Habertürk
    Takipde Kalın!
      Günlük gelişmeleri takip edebilmek için habertürk uygulamasını indirin

        "Darius Milhaud dinler misin?" dedi masadaki, "Yamacına Charles Bukowski ilişirse, neden olmasın" deyince, nidalı sesiyle başladı biz fanilerin kahramanı Stirkoff'un şiirini hatmetmeye... (Erken içimden geldi notu: Üşenmeyip, hatırlayalım Stirkoff da nedir diyenlere gelsin,'Pis Moruğun Notları'ndan.) Biz de mevzu madem Milhaud, Bukowski ve Stirkoff üçlüsüne vardı; o vakit, size de güne ayar olur niyetine, okudukça şahlatan şiirden bir kuple gelsin, fona da Milhaud melodileri...

        "Otur Stirkoff / sağolun, efendim / ayaklarını uzatabilirsin / çok lütufkârsınız, efendim / Stirkoff, anladığım kadarı ile adalet ve eşitlik gibi konuları irdeleyen yazılar yazıyorsun; coşku ve kurtuluş hakkı üzerine de / doğru mu bu, Stirkoff? / evet, efendim / dünyada geniş anlamda adalet sağlanabilir mi sence? / hiç sanmam, efendim / öyleyse bu boktan yazıları neden yazıyorsun? / kendini kötü mü hissediyorsun? / son zamanlarda pek iyi değilim, efendim / delirdiğimi düşünüyorum / fazlaca mı içiyorsun, Stirkoff? / elbette, efendim / müzik olarak da Vaughn Williams ya da Darius Milhaud yeğlerim... / peki, cesur kime denir? / aslanın ne olduğunu bilmeyene / herkes bilir aslanın ne olduğunu / herkes aslanın ne olduğunu bildiğini sanır, efendim."

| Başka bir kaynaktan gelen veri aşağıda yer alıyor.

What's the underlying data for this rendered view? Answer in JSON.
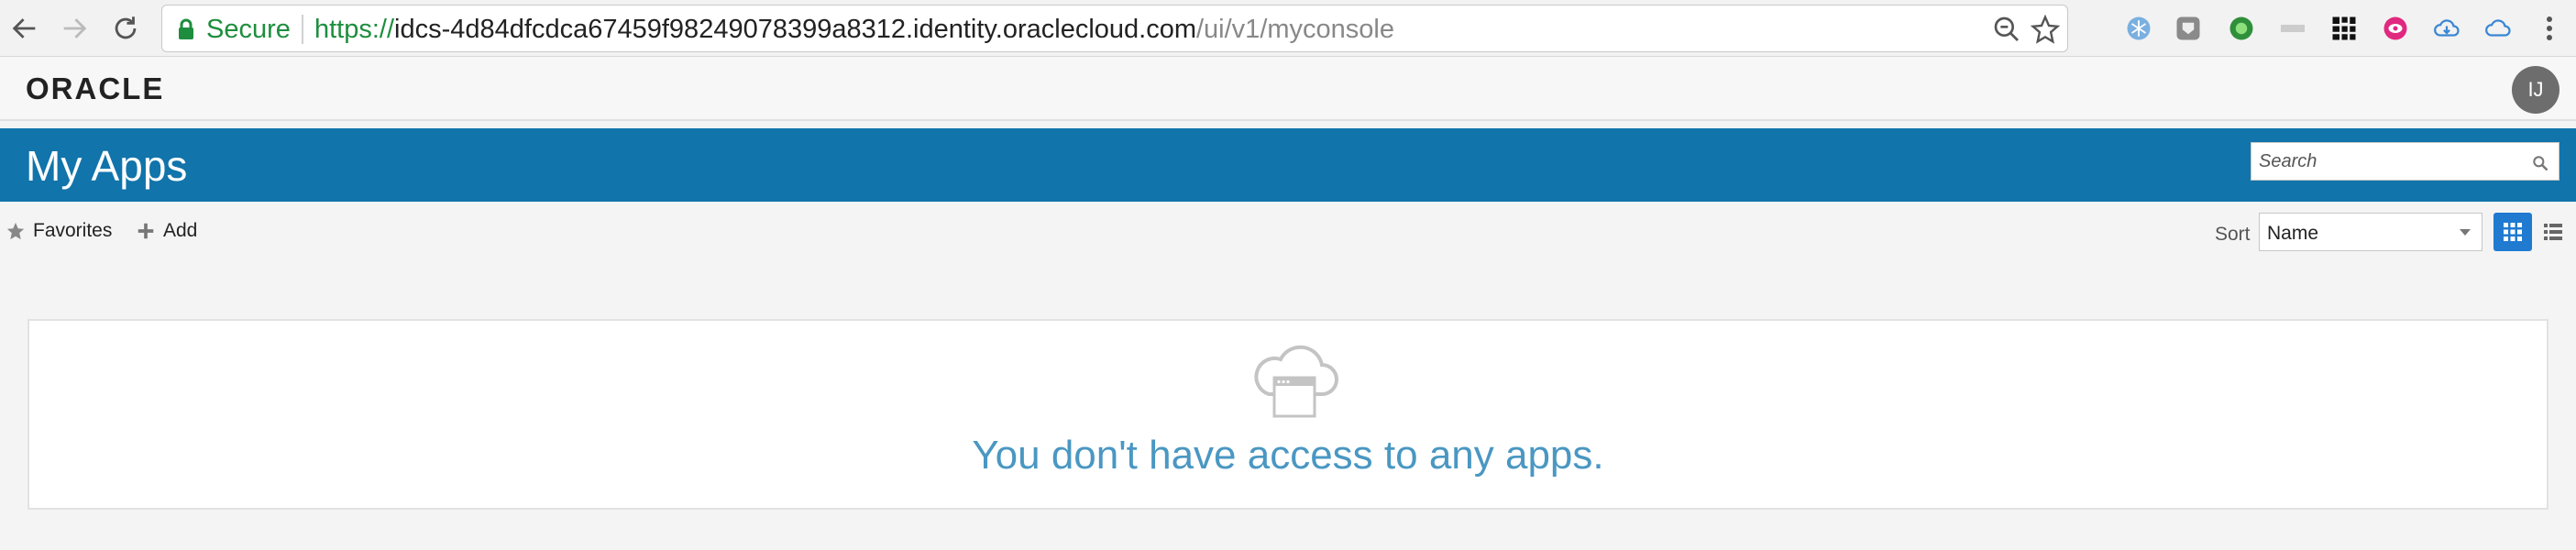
{
  "browser": {
    "secure_label": "Secure",
    "url_scheme": "https://",
    "url_host": "idcs-4d84dfcdca67459f98249078399a8312.identity.oraclecloud.com",
    "url_path": "/ui/v1/myconsole"
  },
  "header": {
    "logo_text": "ORACLE",
    "avatar_initials": "IJ"
  },
  "title_band": {
    "title": "My Apps",
    "search_placeholder": "Search"
  },
  "toolbar": {
    "favorites_label": "Favorites",
    "add_label": "Add",
    "sort_label": "Sort",
    "sort_value": "Name"
  },
  "empty_state": {
    "message": "You don't have access to any apps."
  },
  "colors": {
    "brand_blue": "#1174ab",
    "empty_text": "#4a97c2",
    "secure_green": "#1e8e3e"
  }
}
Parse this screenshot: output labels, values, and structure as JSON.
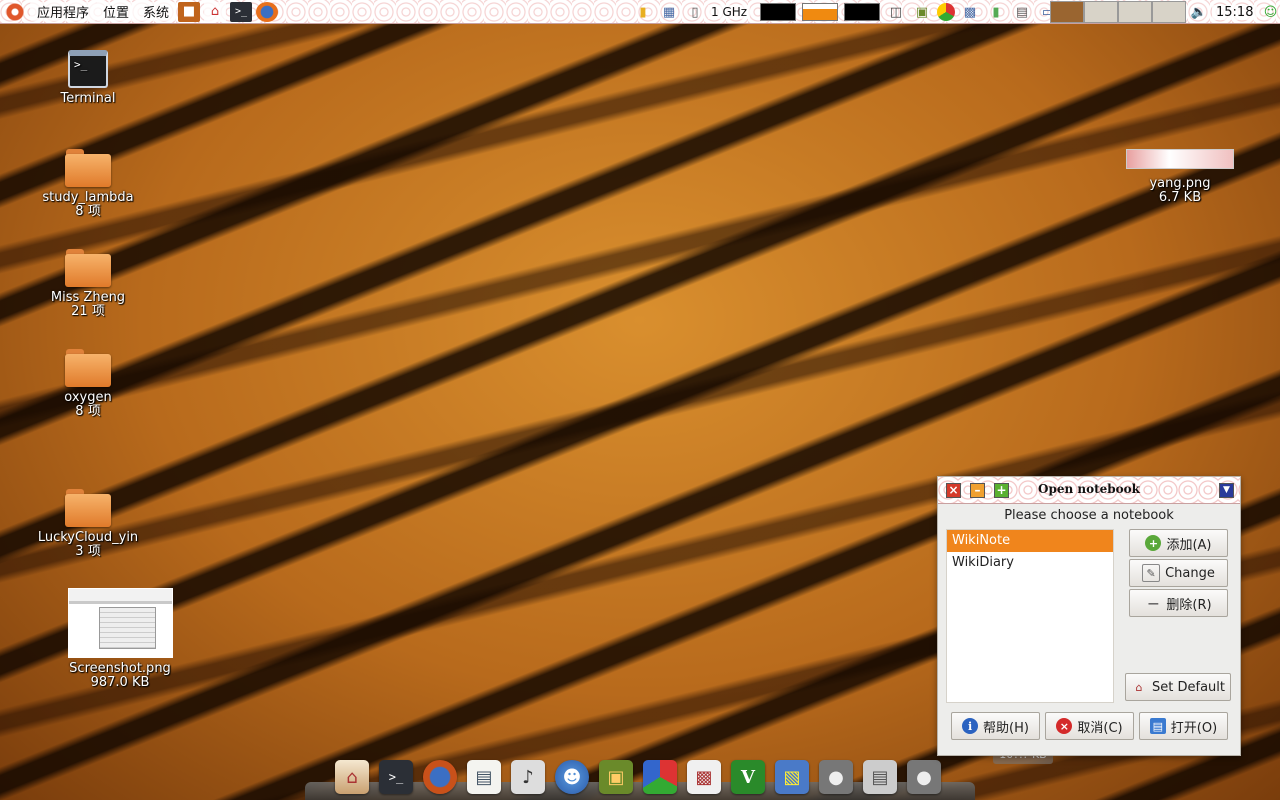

        Gelelim, bu haftanın seyirliğinde, ajandaya not düşülecek olan oyuna ama öncesinde, gelin "Tiyatro ba" ekibini biraz daha yakından tanıyalım, sonrasında kaldığımız boyuttan devam! İlk defa, 2013'te seyrine daldığım oyunlarından sonra bugünlerde "Kapı Aralığı Nedir? Kapı Aralığı Bir Fotoğraftır" adlı oyunlarının kadrajında ikinci kelama düşüşüm ekiple... Alışılagelmiş tiyatronun aksine bir öyküye odaklanmak yerine, seyirci için kendi fotoğrafını ve kendi öyküsünü oluşturabileceği boş bir alan açmayı hedeflediği belirten "ba", tiyatro sahnesinde, seyircisiyle birlikte herhangi bir fotoğrafın çekileceği anı arıyor. Seyrine daldığımsa; Amerikan edebiyatının en sansasyonel isimlerinden Gertrude Stein'ın "Ne Oldu" oyunundan ve "Picasso'nun Portresi" metninden yola çıkılarak sahnelenen avangard bir oyun. Çeviri ve dramaturjisi Ferdi Çetin, yönetmenliği Yusuf Demirkol, müzikleri ise Tom Soloveitzik, Korhan Erel ve Kevin Davis'e emanet olan "Kapı Aralığı Nedir? Kapı Aralığı Bir Fotoğraftır"ın oyunculuğunu ise Burcu Halaçoğlu üstleniyor. Sözü Tiyatro ba'dan Yusuf Demirkol'a bırakarak huzurlarınızdan ayrılıyorum.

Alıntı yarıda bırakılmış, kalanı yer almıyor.